Why do this problem?
This problem gives practice and insight into manipulating and constructing algebraic identities. It is based upon the idea of 'proof by generic example': the proof method of a particular example encapsulates in a clear way all of the key points of a proof of a more general case. Manipulation of algebraic identities is always good fun and will give very solid general preparation for the more challenging end of school mathematics examinations, such as Further Mathematics and STEP. It can also be used to help students to understand the differences in the uses of direct proof and proof by induction.
Possible approach
Key questions
What is the difference between an identity and an equation?
What method of proof can you use for the specific examples given?

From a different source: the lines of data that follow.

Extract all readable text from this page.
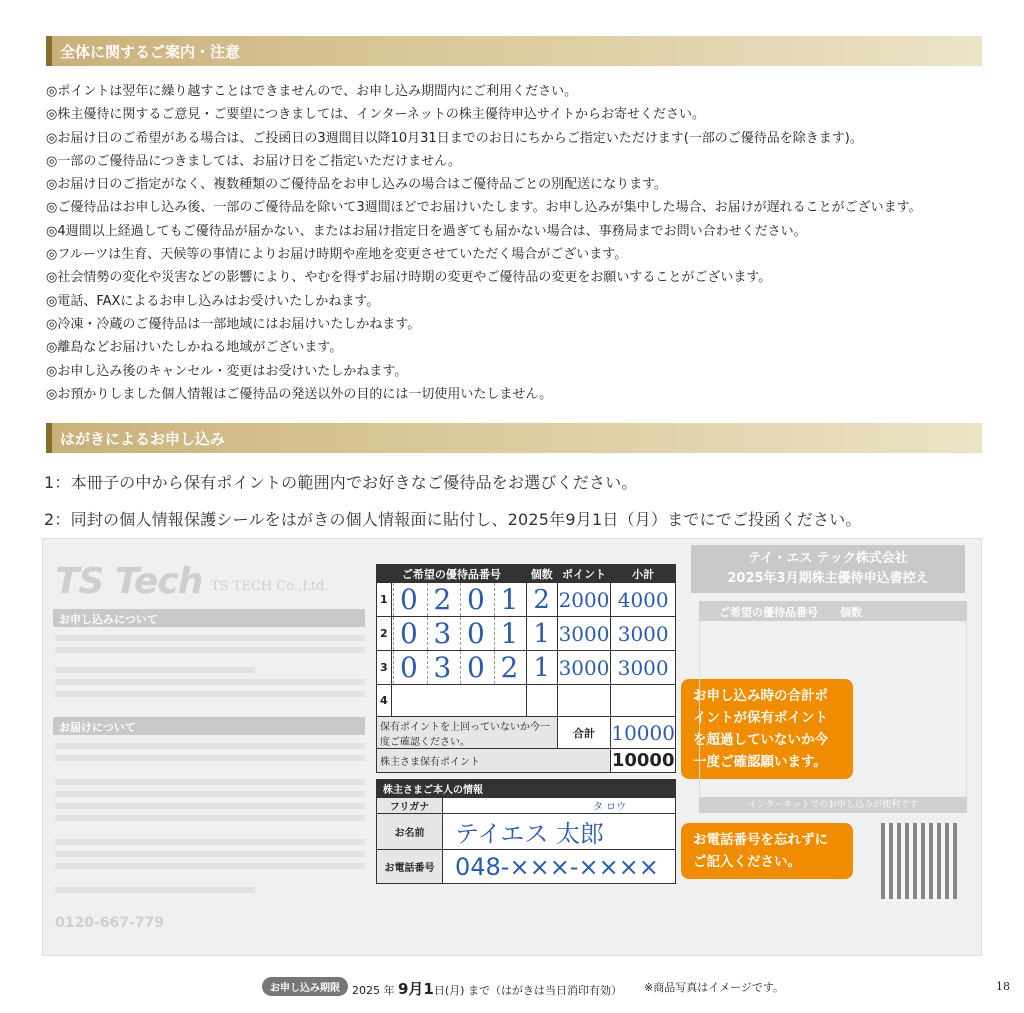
全体に関するご案内・注意
◎ポイントは翌年に繰り越すことはできませんので、お申し込み期間内にご利用ください。
◎株主優待に関するご意見・ご要望につきましては、インターネットの株主優待申込サイトからお寄せください。
◎お届け日のご希望がある場合は、ご投函日の3週間目以降10月31日までのお日にちからご指定いただけます(一部のご優待品を除きます)。
◎一部のご優待品につきましては、お届け日をご指定いただけません。
◎お届け日のご指定がなく、複数種類のご優待品をお申し込みの場合はご優待品ごとの別配送になります。
◎ご優待品はお申し込み後、一部のご優待品を除いて3週間ほどでお届けいたします。お申し込みが集中した場合、お届けが遅れることがございます。
◎4週間以上経過してもご優待品が届かない、またはお届け指定日を過ぎても届かない場合は、事務局までお問い合わせください。
◎フルーツは生育、天候等の事情によりお届け時期や産地を変更させていただく場合がございます。
◎社会情勢の変化や災害などの影響により、やむを得ずお届け時期の変更やご優待品の変更をお願いすることがございます。
◎電話、FAXによるお申し込みはお受けいたしかねます。
◎冷凍・冷蔵のご優待品は一部地域にはお届けいたしかねます。
◎離島などお届けいたしかねる地域がございます。
◎お申し込み後のキャンセル・変更はお受けいたしかねます。
◎お預かりしました個人情報はご優待品の発送以外の目的には一切使用いたしません。
はがきによるお申し込み
1：本冊子の中から保有ポイントの範囲内でお好きなご優待品をお選びください。
2：同封の個人情報保護シールをはがきの個人情報面に貼付し、2025年9月1日（月）までにでご投函ください。
TS Tech TS TECH Co.,Ltd.
お申し込みについて
お届けについて
0120-667-779
ご希望の優待品番号		個数	ポイント	小計
1	0 2 0 1	2	2000	4000
2	0 3 0 1	1	3000	3000
3	0 3 0 2	1	3000	3000
4	

保有ポイントを上回っていないか今一度ご確認ください。			合計	10000
株主さま保有ポイント				10000
株主さまご本人の情報	
フリガナ	タ ロウ
お名前	テイエス 太郎
お電話番号	048-×××-××××
お申し込み時の合計ポイントが保有ポイントを超過していないか今一度ご確認願います。
お電話番号を忘れずにご記入ください。
テイ・エス テック株式会社
2025年3月期株主優待申込書控え
ご希望の優待品番号　　個数
インターネットでのお申し込みが便利です
お申し込み期限	2025 年 9月1日(月) まで（はがきは当日消印有効） ※商品写真はイメージです。	18
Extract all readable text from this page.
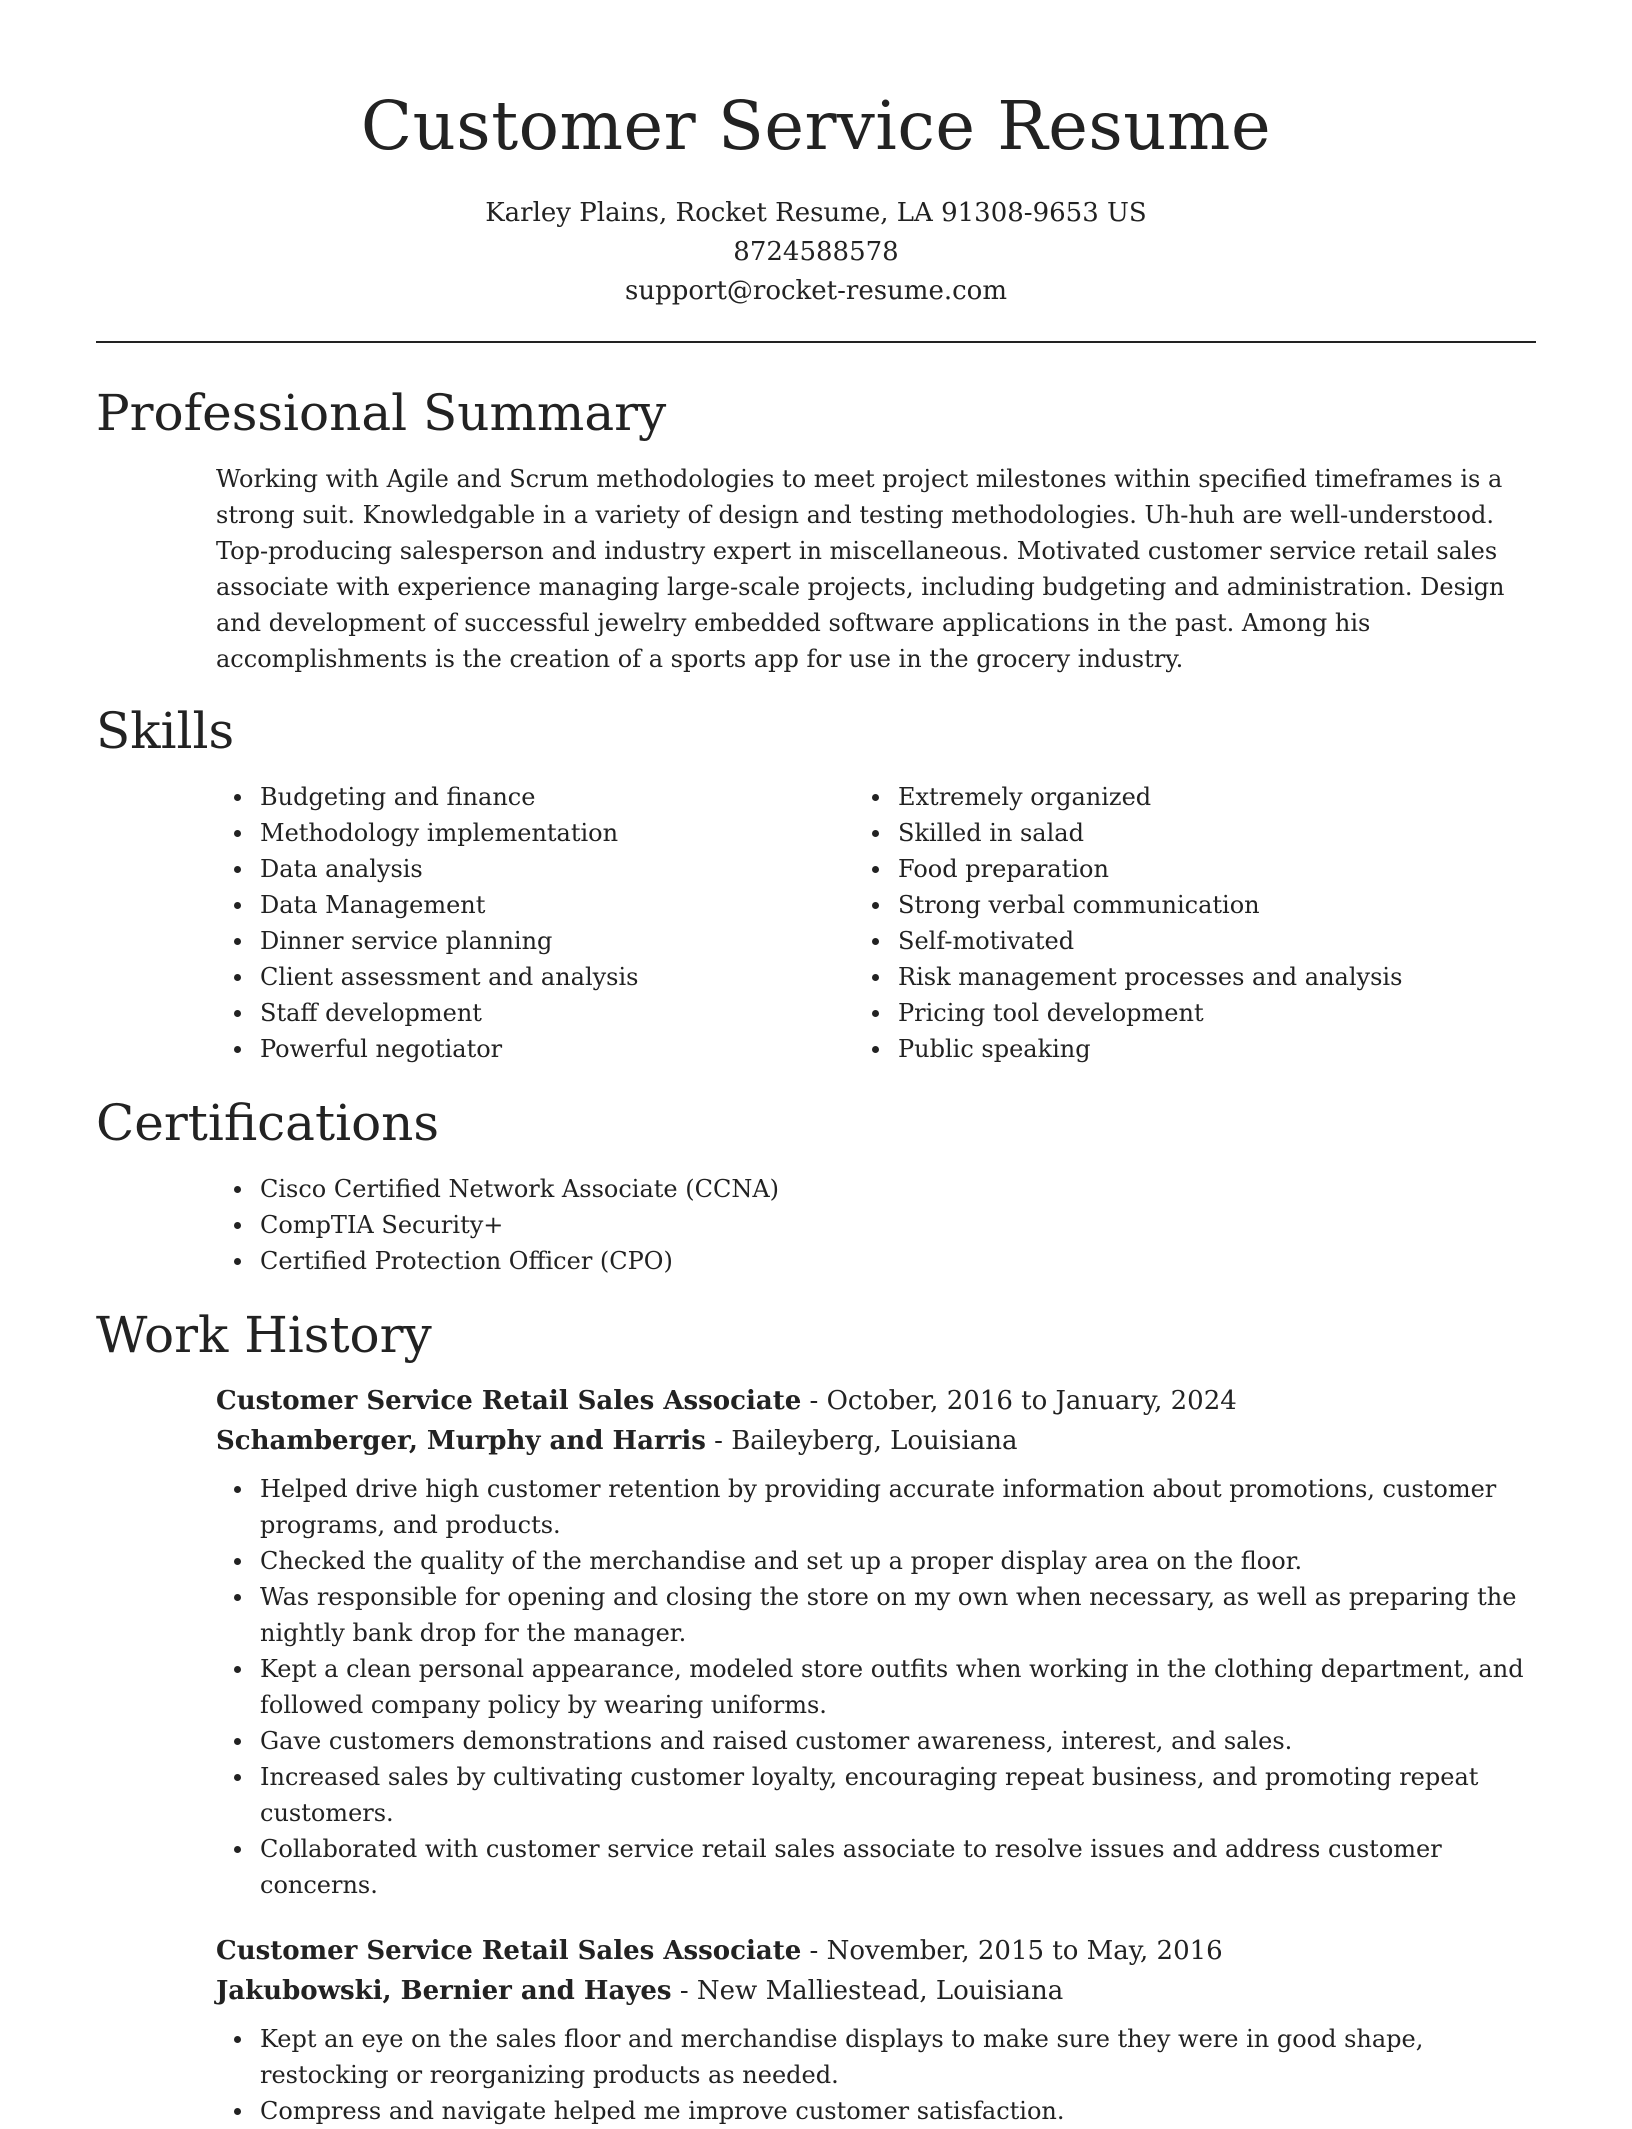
Customer Service Resume
Karley Plains, Rocket Resume, LA 91308-9653 US
8724588578
support@rocket-resume.com
Professional Summary

Working with Agile and Scrum methodologies to meet project milestones within specified timeframes is a strong suit. Knowledgable in a variety of design and testing methodologies. Uh-huh are well-understood. Top-producing salesperson and industry expert in miscellaneous. Motivated customer service retail sales associate with experience managing large-scale projects, including budgeting and administration. Design and development of successful jewelry embedded software applications in the past. Among his accomplishments is the creation of a sports app for use in the grocery industry.

Skills
Budgeting and finance
Methodology implementation
Data analysis
Data Management
Dinner service planning
Client assessment and analysis
Staff development
Powerful negotiator
Extremely organized
Skilled in salad
Food preparation
Strong verbal communication
Self-motivated
Risk management processes and analysis
Pricing tool development
Public speaking
Certifications
Cisco Certified Network Associate (CCNA)
CompTIA Security+
Certified Protection Officer (CPO)
Work History
Customer Service Retail Sales Associate - October, 2016 to January, 2024
Schamberger, Murphy and Harris - Baileyberg, Louisiana
Helped drive high customer retention by providing accurate information about promotions, customer programs, and products.
Checked the quality of the merchandise and set up a proper display area on the floor.
Was responsible for opening and closing the store on my own when necessary, as well as preparing the nightly bank drop for the manager.
Kept a clean personal appearance, modeled store outfits when working in the clothing department, and followed company policy by wearing uniforms.
Gave customers demonstrations and raised customer awareness, interest, and sales.
Increased sales by cultivating customer loyalty, encouraging repeat business, and promoting repeat customers.
Collaborated with customer service retail sales associate to resolve issues and address customer concerns.
Customer Service Retail Sales Associate - November, 2015 to May, 2016
Jakubowski, Bernier and Hayes - New Malliestead, Louisiana
Kept an eye on the sales floor and merchandise displays to make sure they were in good shape, restocking or reorganizing products as needed.
Compress and navigate helped me improve customer satisfaction.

How can you expand the brackets or reduce the terms in a step by step way? Can you see how this procedure might generalise?
Possible extension
Using the ideas gained from solving this problem, can students construct some new identities of their own?
Possible support
Suggest the use of difference of two squares and a trigonometric double angle formula.